January 25 started unlike any other Sunday for Germany’s famous luxury department store Kaufhaus Des Westens (KaDeWe). Security cameras captured three masked men breaking into Europe’s largest most luxurious department store before London’s Harrod’s, smashing the cabinets and display cases and getting away with more than $6.8 million worth of jewelry and watches.
Although the break in occurred over the weekend, the crime was not discovered until early Monday morning. This level of high-profile jewelry theft was new to Germany and has dominated the headlines for weeks. KaDeWe spokeswoman, Petra Fladenhofer said “There is no comparable crime in the store’s history.” Authorities investigating the heist caught a lucky break when traces of DNA were discovered on a glove left at the crime scene. The police then learned that they had found a match to the DNA.
There was one major problem though: the DNA lead to not one but two suspects. Hassan and Abbas O. are identical twin brothers and because of their indistinguishable DNA, police couldn’t link either one of them individually to the crime. After five weeks of fruitlessly trying to gather enough evidence to hold them, German authorities had no choice but to set both men free. German law states that any criminal must be proven guilty individually and police could not exclusively link either one of the brothers to the crime. The twins’ DNA is too similar to be differentiated using methods that are acceptable in German courts. Even though, both men have criminal records and both men may have committed the KaDeWe heist together, they are free men.

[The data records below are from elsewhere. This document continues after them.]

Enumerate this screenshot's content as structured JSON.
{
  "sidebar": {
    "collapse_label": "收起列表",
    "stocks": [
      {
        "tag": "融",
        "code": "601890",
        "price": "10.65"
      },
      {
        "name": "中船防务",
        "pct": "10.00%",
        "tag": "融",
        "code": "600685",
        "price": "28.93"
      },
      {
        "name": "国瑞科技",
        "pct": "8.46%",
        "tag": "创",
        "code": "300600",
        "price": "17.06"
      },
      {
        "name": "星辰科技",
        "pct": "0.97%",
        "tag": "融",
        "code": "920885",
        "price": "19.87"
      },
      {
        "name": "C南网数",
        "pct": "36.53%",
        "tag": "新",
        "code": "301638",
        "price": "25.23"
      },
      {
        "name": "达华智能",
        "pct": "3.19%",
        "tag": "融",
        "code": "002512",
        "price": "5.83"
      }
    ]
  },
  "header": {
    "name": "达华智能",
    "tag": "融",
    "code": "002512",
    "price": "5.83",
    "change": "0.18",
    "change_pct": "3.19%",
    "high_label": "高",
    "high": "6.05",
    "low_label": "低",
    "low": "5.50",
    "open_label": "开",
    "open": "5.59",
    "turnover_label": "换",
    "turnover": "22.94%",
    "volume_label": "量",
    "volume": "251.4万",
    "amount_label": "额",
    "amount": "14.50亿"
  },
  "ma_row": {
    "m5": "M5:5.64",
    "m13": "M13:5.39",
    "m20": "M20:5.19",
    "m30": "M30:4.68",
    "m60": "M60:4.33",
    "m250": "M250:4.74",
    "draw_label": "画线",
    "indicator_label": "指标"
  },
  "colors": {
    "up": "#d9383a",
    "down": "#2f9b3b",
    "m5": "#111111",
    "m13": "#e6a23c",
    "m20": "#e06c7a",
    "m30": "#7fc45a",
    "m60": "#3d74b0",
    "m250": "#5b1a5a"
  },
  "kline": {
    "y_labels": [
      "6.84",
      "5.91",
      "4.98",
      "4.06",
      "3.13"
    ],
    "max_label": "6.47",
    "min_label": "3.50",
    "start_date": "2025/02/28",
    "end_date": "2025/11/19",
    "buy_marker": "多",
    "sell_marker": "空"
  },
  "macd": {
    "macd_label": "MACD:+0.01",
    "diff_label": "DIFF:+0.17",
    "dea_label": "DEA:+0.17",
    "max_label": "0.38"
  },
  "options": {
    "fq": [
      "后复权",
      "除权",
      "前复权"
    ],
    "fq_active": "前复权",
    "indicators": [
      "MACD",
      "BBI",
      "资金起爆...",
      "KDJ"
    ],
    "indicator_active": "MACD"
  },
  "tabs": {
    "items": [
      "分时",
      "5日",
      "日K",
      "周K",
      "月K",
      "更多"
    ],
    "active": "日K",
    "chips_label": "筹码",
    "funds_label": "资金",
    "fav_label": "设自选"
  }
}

The twins have not commented on their innocence or guilt; but Hassan’s attorney, Axel Weimann told Berlin’s Tagesspiegel newspaper that doesn’t mean they committed the crime. “Those who remain silent are not necessarily covering up their guilt, but rather simply making use of their constitutional rights,” said Weimann. Weimann also said that the glove could have been planted at the crime scene by someone who wanted to frame the brothers. The brothers did manage to send a message via a relative to Berliner Morgenpost paper saying they are “proud of the German constitutional state and gave it their thanks.”
German police still have no trace of the third suspect or where the multimillion dollars worth of jewelry is stashed.